Так однажды, будучи в Староконстантинове, Бешт велел перед забоем курицы позвать к нему резника, чтобы тот показал ему нож. Однако резник задерживался, и не дождавшись его, Бешт встал на молитву. Тем временем резник появился, сказал, что торопится и попросил разрешения зарезать птиц.
Когда Бешт вернулся с молитвы и узнал, что резник уже сделал свое дело, он лишь взглянул на забитых куриц и сказал, что они вполне кошерны, и он будет их есть[270]. Но у сопровождавшего его в той поездке р. Давида Пуркеса такого духовного зрения не было, и потому, не видя своими глазами, как был произведен забой, отказался на трапезе от курицы.
Известны и случаи, когда Бешт подвергал сомнению компетентность и чистоплотность резника, даже не встречаясь с ним — на основе услышанного им «голоса», или, как сказали бы сейчас, пришедшей Свыше информации.
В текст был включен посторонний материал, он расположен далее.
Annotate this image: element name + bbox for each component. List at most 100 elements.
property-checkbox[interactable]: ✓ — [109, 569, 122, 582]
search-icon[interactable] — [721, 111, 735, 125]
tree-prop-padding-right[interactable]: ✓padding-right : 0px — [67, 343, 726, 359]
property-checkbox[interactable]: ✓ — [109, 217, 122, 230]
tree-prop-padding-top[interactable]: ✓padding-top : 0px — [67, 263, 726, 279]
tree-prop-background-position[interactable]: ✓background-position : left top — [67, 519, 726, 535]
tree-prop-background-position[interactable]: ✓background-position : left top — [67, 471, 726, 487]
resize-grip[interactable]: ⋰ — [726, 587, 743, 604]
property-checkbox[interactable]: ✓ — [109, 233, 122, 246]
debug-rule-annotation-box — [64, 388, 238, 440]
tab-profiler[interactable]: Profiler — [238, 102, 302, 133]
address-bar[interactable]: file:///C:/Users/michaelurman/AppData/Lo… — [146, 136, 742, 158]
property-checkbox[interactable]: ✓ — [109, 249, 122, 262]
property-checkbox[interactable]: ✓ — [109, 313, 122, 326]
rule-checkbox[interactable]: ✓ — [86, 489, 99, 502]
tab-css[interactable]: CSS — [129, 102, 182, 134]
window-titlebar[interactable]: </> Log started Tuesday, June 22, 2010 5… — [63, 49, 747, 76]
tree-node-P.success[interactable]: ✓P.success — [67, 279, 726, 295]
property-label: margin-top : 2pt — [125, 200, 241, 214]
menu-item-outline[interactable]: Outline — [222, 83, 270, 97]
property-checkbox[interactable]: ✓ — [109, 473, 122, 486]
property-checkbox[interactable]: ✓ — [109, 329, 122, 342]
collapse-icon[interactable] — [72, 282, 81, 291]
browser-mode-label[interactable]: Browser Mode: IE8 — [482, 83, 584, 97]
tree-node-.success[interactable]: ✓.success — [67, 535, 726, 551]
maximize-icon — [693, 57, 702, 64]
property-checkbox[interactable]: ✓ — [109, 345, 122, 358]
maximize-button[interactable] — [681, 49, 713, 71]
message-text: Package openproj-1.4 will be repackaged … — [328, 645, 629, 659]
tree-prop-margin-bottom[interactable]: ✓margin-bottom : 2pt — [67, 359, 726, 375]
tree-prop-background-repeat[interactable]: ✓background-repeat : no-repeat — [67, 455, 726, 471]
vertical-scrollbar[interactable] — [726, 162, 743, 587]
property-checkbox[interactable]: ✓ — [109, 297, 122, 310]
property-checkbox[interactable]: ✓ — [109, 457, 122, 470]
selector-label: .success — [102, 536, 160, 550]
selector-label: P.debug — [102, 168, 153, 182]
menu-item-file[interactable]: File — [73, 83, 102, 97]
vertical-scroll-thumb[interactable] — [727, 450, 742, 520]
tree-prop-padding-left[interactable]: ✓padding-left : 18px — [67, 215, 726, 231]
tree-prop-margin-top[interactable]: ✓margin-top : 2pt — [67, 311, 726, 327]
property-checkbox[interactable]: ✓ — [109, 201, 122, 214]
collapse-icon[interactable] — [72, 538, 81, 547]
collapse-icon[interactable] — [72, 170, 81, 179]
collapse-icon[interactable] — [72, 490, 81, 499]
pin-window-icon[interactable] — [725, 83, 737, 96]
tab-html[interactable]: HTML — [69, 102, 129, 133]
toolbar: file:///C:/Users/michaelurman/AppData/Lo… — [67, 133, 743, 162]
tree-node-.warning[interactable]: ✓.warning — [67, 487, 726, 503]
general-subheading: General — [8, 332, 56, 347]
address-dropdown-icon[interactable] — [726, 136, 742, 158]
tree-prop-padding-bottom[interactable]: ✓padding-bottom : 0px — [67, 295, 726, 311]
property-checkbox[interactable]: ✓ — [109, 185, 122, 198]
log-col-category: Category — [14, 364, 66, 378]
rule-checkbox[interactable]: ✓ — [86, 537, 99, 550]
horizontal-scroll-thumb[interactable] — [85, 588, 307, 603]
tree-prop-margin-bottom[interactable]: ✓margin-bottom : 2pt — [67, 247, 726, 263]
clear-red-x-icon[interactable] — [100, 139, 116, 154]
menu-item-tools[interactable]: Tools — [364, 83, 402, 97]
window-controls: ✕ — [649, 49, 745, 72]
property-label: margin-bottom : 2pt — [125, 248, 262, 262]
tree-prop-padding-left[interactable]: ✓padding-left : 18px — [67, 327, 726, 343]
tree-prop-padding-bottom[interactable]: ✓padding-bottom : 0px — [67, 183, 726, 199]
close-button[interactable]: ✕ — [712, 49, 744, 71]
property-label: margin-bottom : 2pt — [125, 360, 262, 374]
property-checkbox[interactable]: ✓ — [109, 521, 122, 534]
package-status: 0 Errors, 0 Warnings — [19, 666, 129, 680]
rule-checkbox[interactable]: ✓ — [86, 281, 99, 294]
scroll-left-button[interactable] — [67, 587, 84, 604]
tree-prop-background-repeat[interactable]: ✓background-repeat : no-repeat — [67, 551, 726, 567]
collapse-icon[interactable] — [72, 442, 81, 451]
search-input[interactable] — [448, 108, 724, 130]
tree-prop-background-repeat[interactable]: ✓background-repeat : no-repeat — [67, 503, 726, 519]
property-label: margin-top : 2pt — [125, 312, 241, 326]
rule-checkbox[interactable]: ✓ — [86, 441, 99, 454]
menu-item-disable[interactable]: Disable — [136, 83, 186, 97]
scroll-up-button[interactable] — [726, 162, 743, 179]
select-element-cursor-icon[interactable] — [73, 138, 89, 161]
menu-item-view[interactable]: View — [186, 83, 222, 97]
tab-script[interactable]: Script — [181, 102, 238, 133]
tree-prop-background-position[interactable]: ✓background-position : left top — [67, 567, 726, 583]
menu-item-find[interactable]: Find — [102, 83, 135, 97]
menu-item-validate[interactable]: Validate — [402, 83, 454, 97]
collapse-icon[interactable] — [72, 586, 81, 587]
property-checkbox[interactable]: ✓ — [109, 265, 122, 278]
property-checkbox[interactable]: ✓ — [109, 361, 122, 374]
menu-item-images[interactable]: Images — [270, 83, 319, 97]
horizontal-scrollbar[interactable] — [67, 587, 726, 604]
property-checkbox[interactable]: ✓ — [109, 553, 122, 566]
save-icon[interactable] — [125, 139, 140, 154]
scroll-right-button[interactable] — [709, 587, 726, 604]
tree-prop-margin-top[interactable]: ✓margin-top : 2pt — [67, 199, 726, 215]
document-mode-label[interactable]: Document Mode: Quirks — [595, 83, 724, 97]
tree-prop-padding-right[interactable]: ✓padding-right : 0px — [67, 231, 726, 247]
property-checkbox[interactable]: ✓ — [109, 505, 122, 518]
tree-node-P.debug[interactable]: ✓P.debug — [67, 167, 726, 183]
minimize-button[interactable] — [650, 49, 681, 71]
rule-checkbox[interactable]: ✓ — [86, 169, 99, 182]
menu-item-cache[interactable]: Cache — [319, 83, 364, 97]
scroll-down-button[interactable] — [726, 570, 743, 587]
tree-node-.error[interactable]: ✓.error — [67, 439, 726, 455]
В одной из таких историй р. Яаков-Йосеф из Полонного, находясь в неком местечке, зазвал к себе раввина этого местечка и рассказал, что недавно видел Бешта, и тот почему-то несколько раз с недовольством упомянул резника местечка, хотя прямо никаких обвинений в его адрес не предъявлял, но посоветовал поймать его на чем-нибудь.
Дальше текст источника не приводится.